Foram ouvidas 1.650 pessoas no estado de São Paulo entre os dias 20 e 23 de fevereiro. A margem de erro é de 2,5 pontos percentuais, para mais ou para menos.
Segundo os dados dos dois institutos, a desaprovação do governo cresceu em comparação aos respectivos levantamentos anteriores. A queda na popularidade também foi identificada nas recentes pesquisas Datafolha e CNT/MDA, que analisaram o cenário nacional.
Avaliação do governo
Tanto a Genial/Quaest quanto a Paraná Pesquisas também sondaram a avaliação da administração federal.

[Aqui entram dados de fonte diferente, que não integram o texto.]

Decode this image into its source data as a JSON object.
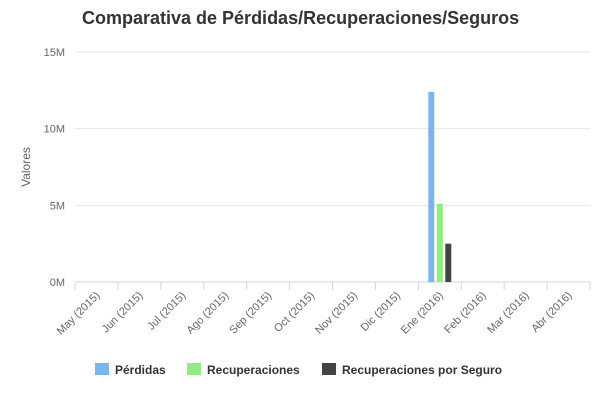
{
  "chart_data": {
    "type": "bar",
    "title": "Comparativa de Pérdidas/Recuperaciones/Seguros",
    "xlabel": "",
    "ylabel": "Valores",
    "ylim": [
      0,
      15000000
    ],
    "yticks": [
      0,
      5000000,
      10000000,
      15000000
    ],
    "ytick_labels": [
      "0M",
      "5M",
      "10M",
      "15M"
    ],
    "grid": true,
    "legend": "bottom",
    "categories": [
      "May (2015)",
      "Jun (2015)",
      "Jul (2015)",
      "Ago (2015)",
      "Sep (2015)",
      "Oct (2015)",
      "Nov (2015)",
      "Dic (2015)",
      "Ene (2016)",
      "Feb (2016)",
      "Mar (2016)",
      "Abr (2016)"
    ],
    "series": [
      {
        "name": "Pérdidas",
        "color": "#7cb5ec",
        "values": [
          0,
          0,
          0,
          0,
          0,
          0,
          0,
          0,
          12400000,
          0,
          0,
          0
        ]
      },
      {
        "name": "Recuperaciones",
        "color": "#90ed7d",
        "values": [
          0,
          0,
          0,
          0,
          0,
          0,
          0,
          0,
          5100000,
          0,
          0,
          0
        ]
      },
      {
        "name": "Recuperaciones por Seguro",
        "color": "#434348",
        "values": [
          0,
          0,
          0,
          0,
          0,
          0,
          0,
          0,
          2500000,
          0,
          0,
          0
        ]
      }
    ]
  }
}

Segundo a Quaest, o governo Lula é avaliado negativamente por 55% dos entrevistados no estado. Enquanto a avaliação positiva da gestão é de 16%. Outros 27% consideram regular e 2% não souberam ou não responderam.
No levantamento do Paraná Pesquisas, a avaliação negativa da administração pelos paulistas é de 53,5%, ante 22,5% de positiva. 22,4% consideraram o governo regular e 1,6% não souberam ou não opinaram.
O que pode explicar a queda?
Em entrevista à CNN no último domingo (23), o presidente do instituto Locomotiva, Renato Meirelles, listou alguns fatores que podem ter contribuído para a queda na popularidade da administração Lula.
“Não é o alimento em si ou os produtos da cesta básica, mas é aquilo que as pessoas compram todo dia. Isso faz com que a percepção de preço cresça”, explicou Meirelles.
No entanto, para ele, o maior desafio do governo Lula não é econômico nem de comunicação, mas sim de perspectiva.
“A crise que nós temos hoje é uma crise de perspectiva. Qual é o sonho que o governo está oferecendo”, questionou.